Using the classification model in which the features of the learning target image and the correct value of the presence or absence of the target object included in the learning target image are learned, the target object is added to each small image for each of the plurality of small images constituting the analysis target image. Determining whether or not exists,
Using the regression model that has learned the features of the learning target image and the correct value of the number of the target objects included in the learning target image, the number of the target objects included in the small image determined that the target object exists is calculated. Estimating the number of objects.
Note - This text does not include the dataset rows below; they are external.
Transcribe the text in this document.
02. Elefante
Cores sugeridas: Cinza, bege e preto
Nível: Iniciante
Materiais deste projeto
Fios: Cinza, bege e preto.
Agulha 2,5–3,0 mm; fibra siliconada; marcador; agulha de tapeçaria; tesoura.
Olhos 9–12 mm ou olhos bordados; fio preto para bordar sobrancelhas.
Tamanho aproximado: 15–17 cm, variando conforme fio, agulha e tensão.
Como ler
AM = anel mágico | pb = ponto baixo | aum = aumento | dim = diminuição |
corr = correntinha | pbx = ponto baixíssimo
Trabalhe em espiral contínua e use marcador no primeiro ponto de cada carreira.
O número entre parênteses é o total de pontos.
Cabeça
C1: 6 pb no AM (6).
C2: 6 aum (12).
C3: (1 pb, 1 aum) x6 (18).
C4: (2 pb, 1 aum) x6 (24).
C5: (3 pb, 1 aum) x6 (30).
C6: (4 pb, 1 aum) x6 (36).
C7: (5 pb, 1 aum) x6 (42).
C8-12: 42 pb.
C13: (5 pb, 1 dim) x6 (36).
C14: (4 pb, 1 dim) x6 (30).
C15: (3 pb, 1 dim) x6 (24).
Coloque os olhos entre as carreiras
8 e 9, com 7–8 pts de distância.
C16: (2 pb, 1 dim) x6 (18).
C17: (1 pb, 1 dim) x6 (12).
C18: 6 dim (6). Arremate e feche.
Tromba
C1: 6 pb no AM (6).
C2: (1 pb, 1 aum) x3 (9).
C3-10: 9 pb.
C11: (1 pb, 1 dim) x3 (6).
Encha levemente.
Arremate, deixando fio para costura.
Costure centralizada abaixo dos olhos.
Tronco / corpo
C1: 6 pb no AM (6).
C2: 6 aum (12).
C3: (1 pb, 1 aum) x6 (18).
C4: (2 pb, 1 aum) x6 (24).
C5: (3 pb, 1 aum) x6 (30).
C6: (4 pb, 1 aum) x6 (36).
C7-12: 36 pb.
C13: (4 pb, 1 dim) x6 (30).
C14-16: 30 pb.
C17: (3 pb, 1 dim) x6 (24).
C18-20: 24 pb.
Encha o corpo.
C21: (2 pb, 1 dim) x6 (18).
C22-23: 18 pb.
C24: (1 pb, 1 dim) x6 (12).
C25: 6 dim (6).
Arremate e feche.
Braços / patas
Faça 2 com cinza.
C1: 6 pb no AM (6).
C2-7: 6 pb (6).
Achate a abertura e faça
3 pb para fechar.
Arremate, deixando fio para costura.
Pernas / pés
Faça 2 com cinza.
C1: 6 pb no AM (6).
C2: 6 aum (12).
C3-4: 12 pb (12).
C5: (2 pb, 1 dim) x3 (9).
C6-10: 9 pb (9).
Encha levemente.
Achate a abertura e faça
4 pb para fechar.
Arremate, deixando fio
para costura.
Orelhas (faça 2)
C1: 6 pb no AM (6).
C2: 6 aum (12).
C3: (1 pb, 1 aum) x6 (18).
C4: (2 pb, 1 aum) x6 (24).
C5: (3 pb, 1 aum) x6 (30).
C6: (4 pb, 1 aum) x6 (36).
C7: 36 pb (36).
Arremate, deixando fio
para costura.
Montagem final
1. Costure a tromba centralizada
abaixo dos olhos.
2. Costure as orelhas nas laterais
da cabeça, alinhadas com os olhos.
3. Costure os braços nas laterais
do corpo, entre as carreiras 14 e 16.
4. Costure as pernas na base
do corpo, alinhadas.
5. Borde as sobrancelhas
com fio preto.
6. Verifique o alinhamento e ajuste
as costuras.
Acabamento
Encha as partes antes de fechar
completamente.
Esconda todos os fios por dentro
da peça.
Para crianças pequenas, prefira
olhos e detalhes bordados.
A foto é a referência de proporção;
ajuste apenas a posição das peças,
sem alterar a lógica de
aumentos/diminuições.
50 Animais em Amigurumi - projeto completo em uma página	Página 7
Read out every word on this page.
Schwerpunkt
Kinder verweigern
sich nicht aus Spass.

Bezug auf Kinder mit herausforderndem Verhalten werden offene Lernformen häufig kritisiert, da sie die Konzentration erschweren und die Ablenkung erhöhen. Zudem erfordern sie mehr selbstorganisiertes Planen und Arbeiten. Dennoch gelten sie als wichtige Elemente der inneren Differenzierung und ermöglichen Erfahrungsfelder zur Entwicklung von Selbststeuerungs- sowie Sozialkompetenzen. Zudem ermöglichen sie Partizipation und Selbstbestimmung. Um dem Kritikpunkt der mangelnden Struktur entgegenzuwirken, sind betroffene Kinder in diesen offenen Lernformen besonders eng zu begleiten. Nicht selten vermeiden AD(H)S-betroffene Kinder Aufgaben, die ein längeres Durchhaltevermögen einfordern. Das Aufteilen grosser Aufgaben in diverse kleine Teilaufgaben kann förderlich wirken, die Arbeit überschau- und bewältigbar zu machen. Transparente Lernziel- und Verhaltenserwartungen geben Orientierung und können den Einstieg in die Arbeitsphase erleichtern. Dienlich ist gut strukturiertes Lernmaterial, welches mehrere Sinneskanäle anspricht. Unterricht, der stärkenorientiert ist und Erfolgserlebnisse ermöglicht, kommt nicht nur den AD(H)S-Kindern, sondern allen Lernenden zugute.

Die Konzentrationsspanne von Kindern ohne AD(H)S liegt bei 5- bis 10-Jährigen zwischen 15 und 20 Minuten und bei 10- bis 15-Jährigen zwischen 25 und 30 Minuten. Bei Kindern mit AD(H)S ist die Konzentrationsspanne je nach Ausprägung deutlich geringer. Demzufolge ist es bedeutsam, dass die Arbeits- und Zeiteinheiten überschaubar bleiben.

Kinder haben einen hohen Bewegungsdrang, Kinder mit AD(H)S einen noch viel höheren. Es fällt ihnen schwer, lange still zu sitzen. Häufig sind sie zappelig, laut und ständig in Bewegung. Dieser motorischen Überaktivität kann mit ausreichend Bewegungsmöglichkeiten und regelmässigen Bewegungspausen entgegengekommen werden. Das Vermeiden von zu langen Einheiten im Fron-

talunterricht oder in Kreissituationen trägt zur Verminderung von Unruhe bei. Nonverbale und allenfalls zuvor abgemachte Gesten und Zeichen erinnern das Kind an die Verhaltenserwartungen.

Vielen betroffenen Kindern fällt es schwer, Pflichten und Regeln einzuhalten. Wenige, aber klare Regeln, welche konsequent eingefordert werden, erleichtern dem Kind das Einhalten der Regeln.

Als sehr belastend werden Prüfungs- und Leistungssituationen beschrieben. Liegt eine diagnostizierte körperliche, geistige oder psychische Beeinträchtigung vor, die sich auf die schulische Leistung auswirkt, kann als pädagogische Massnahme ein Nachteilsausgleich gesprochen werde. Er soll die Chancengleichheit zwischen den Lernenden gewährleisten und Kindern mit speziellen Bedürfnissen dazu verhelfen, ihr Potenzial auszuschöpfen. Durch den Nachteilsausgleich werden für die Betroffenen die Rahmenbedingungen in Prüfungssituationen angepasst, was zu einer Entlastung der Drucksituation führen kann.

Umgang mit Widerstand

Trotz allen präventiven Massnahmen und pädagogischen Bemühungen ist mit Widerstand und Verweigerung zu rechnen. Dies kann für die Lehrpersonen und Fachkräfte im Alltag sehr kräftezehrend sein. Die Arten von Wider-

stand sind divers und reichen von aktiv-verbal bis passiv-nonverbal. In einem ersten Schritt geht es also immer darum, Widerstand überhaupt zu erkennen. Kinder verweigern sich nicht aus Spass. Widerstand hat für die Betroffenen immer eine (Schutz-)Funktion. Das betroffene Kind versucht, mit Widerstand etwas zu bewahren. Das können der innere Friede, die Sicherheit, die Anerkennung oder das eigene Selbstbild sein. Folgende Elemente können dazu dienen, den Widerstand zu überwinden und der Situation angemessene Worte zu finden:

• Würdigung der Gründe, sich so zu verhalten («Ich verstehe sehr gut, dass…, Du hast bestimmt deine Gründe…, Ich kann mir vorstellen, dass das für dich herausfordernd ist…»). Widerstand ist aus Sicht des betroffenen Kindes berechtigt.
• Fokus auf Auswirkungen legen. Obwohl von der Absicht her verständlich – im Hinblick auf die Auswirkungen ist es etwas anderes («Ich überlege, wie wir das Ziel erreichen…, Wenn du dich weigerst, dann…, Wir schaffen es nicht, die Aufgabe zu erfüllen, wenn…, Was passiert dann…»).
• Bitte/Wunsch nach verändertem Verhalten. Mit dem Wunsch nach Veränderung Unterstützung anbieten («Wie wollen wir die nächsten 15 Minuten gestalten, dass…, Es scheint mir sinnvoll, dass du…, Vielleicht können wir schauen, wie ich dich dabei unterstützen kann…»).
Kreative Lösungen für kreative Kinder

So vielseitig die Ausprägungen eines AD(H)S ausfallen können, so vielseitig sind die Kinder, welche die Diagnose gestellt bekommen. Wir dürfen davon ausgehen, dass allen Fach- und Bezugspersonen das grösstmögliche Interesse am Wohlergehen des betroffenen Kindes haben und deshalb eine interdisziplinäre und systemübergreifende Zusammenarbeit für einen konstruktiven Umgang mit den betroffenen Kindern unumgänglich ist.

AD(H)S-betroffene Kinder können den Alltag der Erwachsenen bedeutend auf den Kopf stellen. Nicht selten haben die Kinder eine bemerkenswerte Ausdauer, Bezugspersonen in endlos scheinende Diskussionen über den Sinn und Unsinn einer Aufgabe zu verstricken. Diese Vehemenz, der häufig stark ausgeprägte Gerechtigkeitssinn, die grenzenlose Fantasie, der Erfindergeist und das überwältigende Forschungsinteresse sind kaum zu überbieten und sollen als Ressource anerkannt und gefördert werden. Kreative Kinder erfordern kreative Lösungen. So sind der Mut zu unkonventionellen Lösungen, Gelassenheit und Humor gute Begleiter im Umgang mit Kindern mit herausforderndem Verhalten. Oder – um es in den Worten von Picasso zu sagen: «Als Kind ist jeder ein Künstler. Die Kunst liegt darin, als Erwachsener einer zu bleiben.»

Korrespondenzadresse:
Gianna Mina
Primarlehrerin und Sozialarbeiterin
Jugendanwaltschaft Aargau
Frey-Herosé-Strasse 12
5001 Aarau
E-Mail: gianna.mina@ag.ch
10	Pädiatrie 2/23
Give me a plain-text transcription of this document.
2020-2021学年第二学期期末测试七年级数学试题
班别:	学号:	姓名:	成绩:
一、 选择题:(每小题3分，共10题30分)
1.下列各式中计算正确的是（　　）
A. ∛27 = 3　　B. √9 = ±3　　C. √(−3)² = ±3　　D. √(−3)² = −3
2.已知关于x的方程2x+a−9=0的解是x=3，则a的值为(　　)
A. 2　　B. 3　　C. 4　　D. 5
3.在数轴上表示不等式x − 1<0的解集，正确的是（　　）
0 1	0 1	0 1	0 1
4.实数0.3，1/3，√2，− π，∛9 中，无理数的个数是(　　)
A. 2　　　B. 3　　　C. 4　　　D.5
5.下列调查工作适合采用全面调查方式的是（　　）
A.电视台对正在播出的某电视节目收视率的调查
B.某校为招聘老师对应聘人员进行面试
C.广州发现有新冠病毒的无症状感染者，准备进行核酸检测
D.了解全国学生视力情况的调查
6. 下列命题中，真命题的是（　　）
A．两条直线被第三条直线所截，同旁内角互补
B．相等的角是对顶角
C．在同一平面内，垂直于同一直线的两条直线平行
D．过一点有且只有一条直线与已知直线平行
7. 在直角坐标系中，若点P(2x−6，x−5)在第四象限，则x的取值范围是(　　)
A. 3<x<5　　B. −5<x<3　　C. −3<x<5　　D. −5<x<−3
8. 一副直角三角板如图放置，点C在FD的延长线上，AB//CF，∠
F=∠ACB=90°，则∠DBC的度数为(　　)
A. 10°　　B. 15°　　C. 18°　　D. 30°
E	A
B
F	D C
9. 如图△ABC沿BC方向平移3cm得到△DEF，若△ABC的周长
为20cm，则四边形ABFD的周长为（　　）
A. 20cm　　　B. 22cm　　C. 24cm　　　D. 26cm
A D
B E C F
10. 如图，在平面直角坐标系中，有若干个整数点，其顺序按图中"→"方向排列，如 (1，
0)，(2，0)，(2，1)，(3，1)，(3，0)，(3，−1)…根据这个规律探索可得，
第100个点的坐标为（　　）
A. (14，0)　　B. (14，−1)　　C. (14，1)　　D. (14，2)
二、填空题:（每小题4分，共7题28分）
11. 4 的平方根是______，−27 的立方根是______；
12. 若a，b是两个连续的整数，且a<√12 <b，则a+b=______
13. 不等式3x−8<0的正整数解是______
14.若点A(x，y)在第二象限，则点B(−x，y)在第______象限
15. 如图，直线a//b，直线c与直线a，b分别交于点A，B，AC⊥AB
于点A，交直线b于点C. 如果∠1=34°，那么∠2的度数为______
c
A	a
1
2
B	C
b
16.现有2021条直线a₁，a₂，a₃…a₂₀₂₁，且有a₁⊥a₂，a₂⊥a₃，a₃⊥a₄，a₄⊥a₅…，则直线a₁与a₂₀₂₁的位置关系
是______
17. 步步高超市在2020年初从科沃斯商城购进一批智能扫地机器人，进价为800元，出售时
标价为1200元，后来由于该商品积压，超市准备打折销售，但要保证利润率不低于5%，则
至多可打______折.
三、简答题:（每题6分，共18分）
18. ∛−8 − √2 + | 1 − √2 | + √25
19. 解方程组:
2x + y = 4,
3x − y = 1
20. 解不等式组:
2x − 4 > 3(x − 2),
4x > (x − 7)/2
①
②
Using the classification model in which the features of the learning target image and the correct value of the presence or absence of the target object included in the learning target image are learned, the target object is added to each small image for each of the plurality of small images constituting the analysis target image. A procedure for determining whether or not exists,
Using the regression model that has learned the features of the learning target image and the correct value of the number of the target objects included in the learning target image, the number of the target objects included in the small image determined that the target object exists is calculated. A program that causes a computer to execute the estimated procedure.